The Japanese problem.

For years, Japan served as the global source of virtually free financing, upon which a large part of the modern financial system was built. An investor would borrow at 0.25% from Japan and use that money to buy U.S. Treasury bonds yielding 4% and 5%, profiting from the spread. Even today, Japan holds approximately $1.2 trillion in government bonds, more than any other country in the world. But when interest rates reach a 31-year high, that money begins to prefer staying in Japan— where it earns competitive interest rates (set to reach 1% on Tuesday)—rather than seeking returns abroad. For three decades, Japan was the country that, as a buyer, absorbed a large portion of the supply appearing in the bond market. Now, after many years, this is changing again, causing headaches for the global bond market, which is beginning to price in a “problem.” However, the era in which liquidity was taken for granted appears to be coming to an end. In its place comes a period where the cost of capital is once again becoming significant.

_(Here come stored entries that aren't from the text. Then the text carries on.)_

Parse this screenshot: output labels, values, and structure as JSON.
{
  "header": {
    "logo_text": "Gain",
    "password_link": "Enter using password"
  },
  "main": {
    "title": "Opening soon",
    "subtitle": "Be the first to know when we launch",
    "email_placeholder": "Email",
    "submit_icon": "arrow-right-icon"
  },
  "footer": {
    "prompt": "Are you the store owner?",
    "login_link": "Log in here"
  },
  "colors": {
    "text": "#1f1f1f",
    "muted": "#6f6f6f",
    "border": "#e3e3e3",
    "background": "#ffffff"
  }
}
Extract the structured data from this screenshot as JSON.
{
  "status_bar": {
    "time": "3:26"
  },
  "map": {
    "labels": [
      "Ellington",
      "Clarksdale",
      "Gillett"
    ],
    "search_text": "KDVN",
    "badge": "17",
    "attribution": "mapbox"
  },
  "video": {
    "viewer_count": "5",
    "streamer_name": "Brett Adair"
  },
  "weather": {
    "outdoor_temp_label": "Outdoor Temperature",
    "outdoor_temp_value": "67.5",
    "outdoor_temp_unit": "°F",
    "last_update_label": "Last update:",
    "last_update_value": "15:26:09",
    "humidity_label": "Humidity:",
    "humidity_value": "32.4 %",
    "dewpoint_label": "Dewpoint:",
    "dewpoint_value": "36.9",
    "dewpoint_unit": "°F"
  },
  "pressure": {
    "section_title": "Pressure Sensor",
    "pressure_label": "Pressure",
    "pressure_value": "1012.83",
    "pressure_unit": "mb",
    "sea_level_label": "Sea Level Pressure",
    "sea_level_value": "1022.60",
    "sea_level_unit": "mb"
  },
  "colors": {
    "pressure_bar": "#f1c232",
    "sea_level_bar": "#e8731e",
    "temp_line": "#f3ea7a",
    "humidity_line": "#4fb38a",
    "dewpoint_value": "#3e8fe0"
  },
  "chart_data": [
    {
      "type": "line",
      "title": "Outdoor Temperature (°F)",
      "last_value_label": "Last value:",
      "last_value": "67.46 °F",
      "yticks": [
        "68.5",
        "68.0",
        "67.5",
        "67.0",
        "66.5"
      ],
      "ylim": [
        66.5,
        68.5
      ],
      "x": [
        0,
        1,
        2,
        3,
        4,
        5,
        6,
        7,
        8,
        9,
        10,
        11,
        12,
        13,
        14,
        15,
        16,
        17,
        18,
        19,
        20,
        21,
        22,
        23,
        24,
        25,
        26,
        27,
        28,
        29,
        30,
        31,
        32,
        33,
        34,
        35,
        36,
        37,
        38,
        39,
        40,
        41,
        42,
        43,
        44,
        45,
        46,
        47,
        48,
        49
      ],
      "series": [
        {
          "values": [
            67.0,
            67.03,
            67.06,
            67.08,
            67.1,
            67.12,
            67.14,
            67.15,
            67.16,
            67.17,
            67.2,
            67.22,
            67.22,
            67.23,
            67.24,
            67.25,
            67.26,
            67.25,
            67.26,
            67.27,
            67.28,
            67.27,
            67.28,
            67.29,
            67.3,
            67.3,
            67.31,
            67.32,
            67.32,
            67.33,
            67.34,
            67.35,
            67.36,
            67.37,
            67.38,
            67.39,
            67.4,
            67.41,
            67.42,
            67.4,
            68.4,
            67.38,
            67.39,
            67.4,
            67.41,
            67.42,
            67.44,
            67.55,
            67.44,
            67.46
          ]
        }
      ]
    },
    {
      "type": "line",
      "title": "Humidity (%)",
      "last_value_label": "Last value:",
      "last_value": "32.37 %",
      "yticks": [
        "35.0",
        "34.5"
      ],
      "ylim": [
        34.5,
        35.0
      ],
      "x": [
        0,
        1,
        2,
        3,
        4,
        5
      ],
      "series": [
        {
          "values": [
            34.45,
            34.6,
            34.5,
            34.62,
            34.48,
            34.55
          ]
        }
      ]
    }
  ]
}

Elon Musk’s net worth will exceed $1 trillion.

Elon Musk is one step away from becoming the first person with a net worth exceeding $1 trillion, a level of wealth never before recorded in human history. The much-discussed initial public offering (IPO) of his company, SpaceX, expected tomorrow, is not only an impressive business milestone but also indicates that the concentration of wealth at the top of the global pyramid is accelerating at an unprecedented rate. Fifteen years ago, the world’s billionaires collectively held $4.5 trillion. By 2024, their wealth had more than tripled, reaching $14.2 trillion, while today it stands at the astronomical figure of $20.1 trillion.